De constructortheorie streeft naar meer. Het hoopt de principes te verschaffen achter een enorme klasse van natuurkundige theorieën, inclusief de theorieën die we nog niet eens hebben, zoals de theorie van de kwantumzwaartekracht die de kwantummechanica zou verenigen met de algemene relativiteitstheorie. De constructortheorie probeert, zogezegd, de moeder van alle theorieën te bieden: een complete ‘wetenschap van het kunnen en het niet kunnen’.

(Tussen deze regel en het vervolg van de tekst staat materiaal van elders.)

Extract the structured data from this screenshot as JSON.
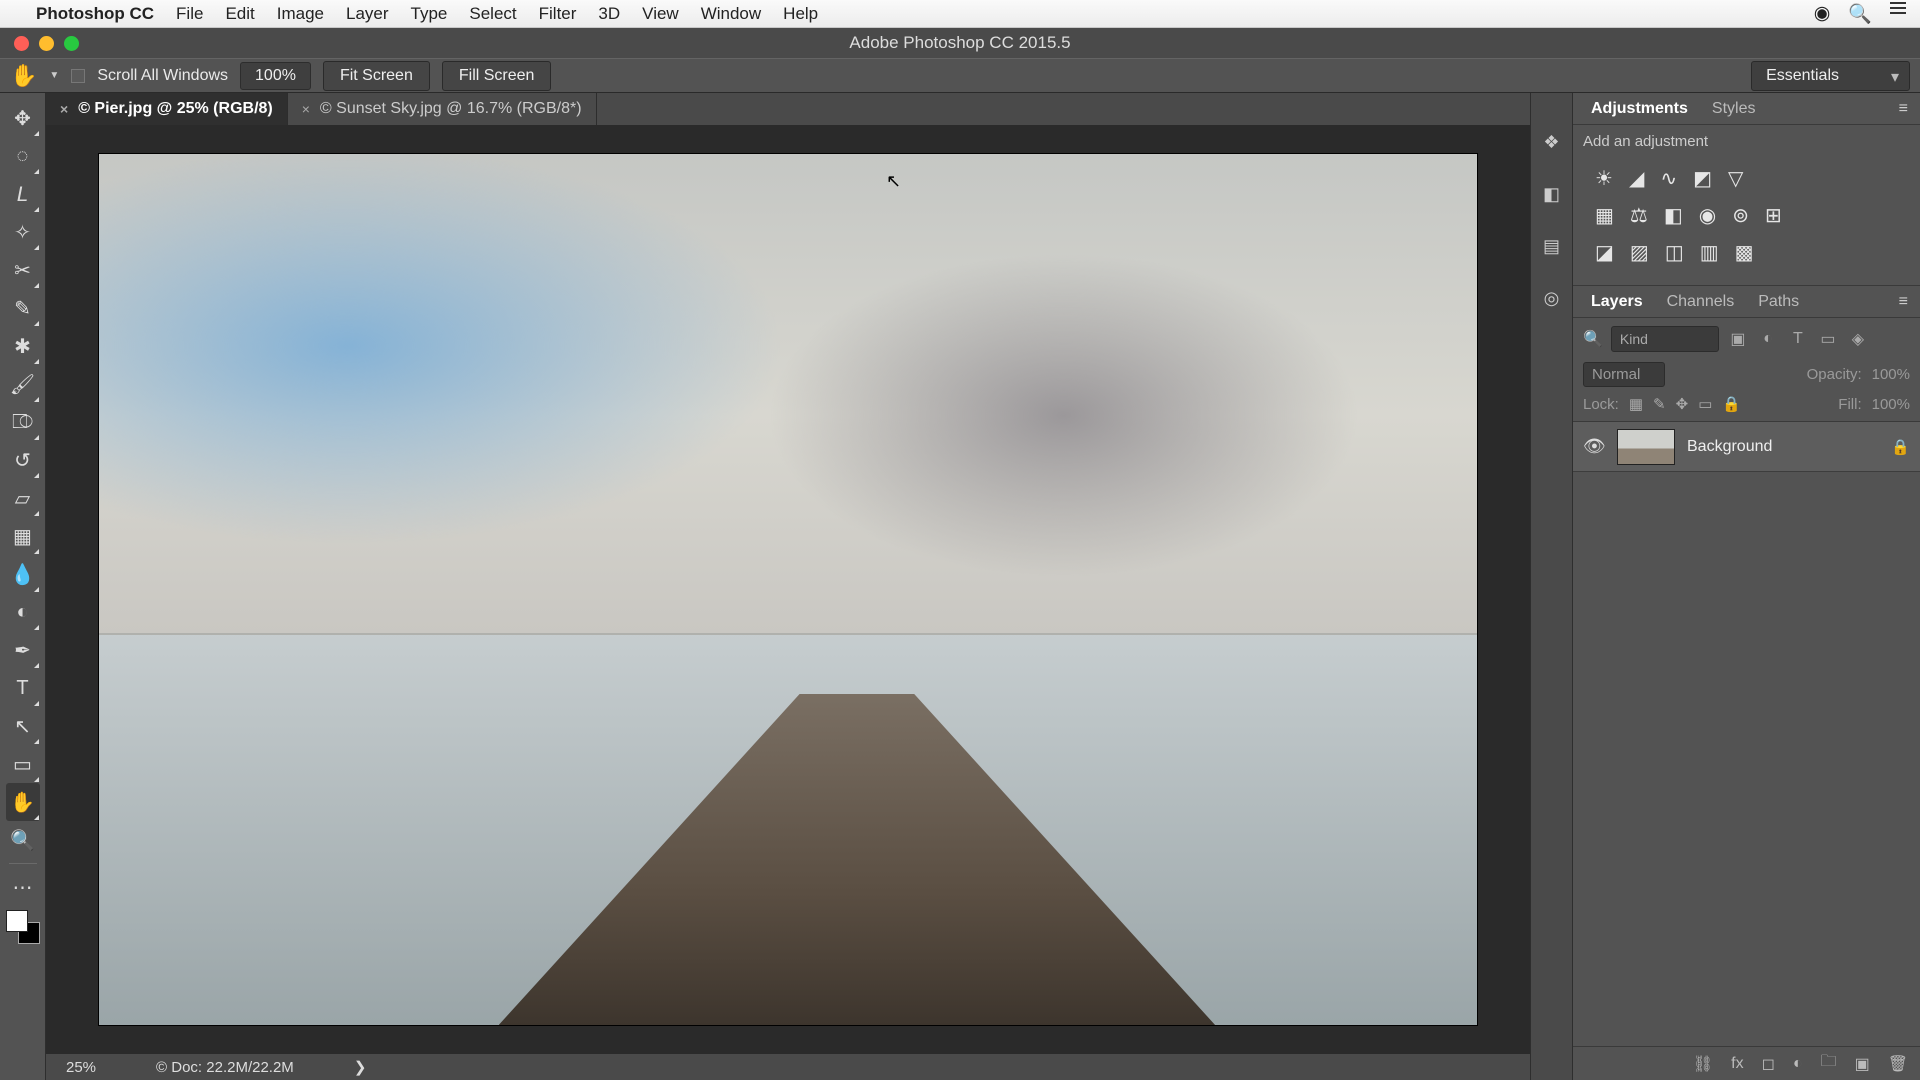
{
  "menubar": {
    "app_name": "Photoshop CC",
    "items": [
      "File",
      "Edit",
      "Image",
      "Layer",
      "Type",
      "Select",
      "Filter",
      "3D",
      "View",
      "Window",
      "Help"
    ]
  },
  "window": {
    "title": "Adobe Photoshop CC 2015.5"
  },
  "options": {
    "scroll_all": "Scroll All Windows",
    "zoom": "100%",
    "fit": "Fit Screen",
    "fill": "Fill Screen",
    "workspace": "Essentials"
  },
  "tabs": [
    {
      "label": "© Pier.jpg @ 25% (RGB/8)",
      "active": true
    },
    {
      "label": "© Sunset Sky.jpg @ 16.7% (RGB/8*)",
      "active": false
    }
  ],
  "status": {
    "zoom": "25%",
    "doc": "© Doc: 22.2M/22.2M",
    "arrow": "❯"
  },
  "adjustments": {
    "tab1": "Adjustments",
    "tab2": "Styles",
    "label": "Add an adjustment"
  },
  "layers_panel": {
    "tab1": "Layers",
    "tab2": "Channels",
    "tab3": "Paths",
    "kind": "Kind",
    "blend": "Normal",
    "opacity_label": "Opacity:",
    "opacity_val": "100%",
    "lock_label": "Lock:",
    "fill_label": "Fill:",
    "fill_val": "100%"
  },
  "layers": [
    {
      "name": "Background",
      "locked": true
    }
  ]
}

Of de constructortheorie echt resultaten kan opleveren, en in hoeverre deze werkelijk verschilt van de natuurkunde zoals gewoonlijk, valt nog te bezien.

Dan

Je kunt de constructortheorie zien als een theorie over theorieën. Daarentegen verklaart en voorspelt de algemene relativiteitstheorie de bewegingen van objecten terwijl ze met elkaar en met de arena van ruimte-tijd interageren. Een dergelijke theorie kan een theorie op objectniveau worden genoemd. De constructortheorie daarentegen is een theorie op ‘metaniveau’; de uitspraken ervan zijn wetten over wetten. Dus terwijl de algemene relativiteitstheorie het gedrag van alle sterren voorschrijft, zowel de sterren die we hebben waargenomen als de sterren die we nog nooit hebben gezien, schrijft de constructortheorie voor dat alle theorieën op objectniveau, zowel huidige als toekomstige, zich conformeren aan de wetten op metaniveau. principes genoemd. Achteraf gezien kunnen we zien dat wetenschappers dergelijke principes al serieus hebben genomen, zelfs vóór het begin van de constructortheorie. Natuurkundigen verwachten bijvoorbeeld dat alle nog onbekende natuurkundige theorieën zich zullen conformeren aan het principe van behoud van energie.

En

De tijd zal leren of de constructortheorie al dan niet een revolutie in de maak is. In de paar jaar sinds de oprichting ervan heeft slechts een handvol natuurkundigen, voornamelijk aan de Universiteit van Oxford, eraan gewerkt. De constructortheorie heeft een ander karakter dan andere speculatieve theorieën, zoals de snaartheorie. Het is een geheel andere manier van denken over de aard van de werkelijkheid, en de ambities ervan zijn misschien zelfs nog stoutmoediger dan die van de meer reguliere speculaties. Als de constructortheorie problemen blijft oplossen, kunnen natuurkundigen een revolutionair nieuw wereldbeeld gaan aannemen. Ze zullen de werkelijkheid niet beschouwen als een machine die zich voorspelbaar gedraagt volgens de bewegingswetten, maar als een kosmische oceaan vol hulpbronnen die door een geschikte constructeur kunnen worden getransformeerd. Het zou een realiteit zijn die wordt gedefinieerd door mogelijkheid in plaats van door het lot.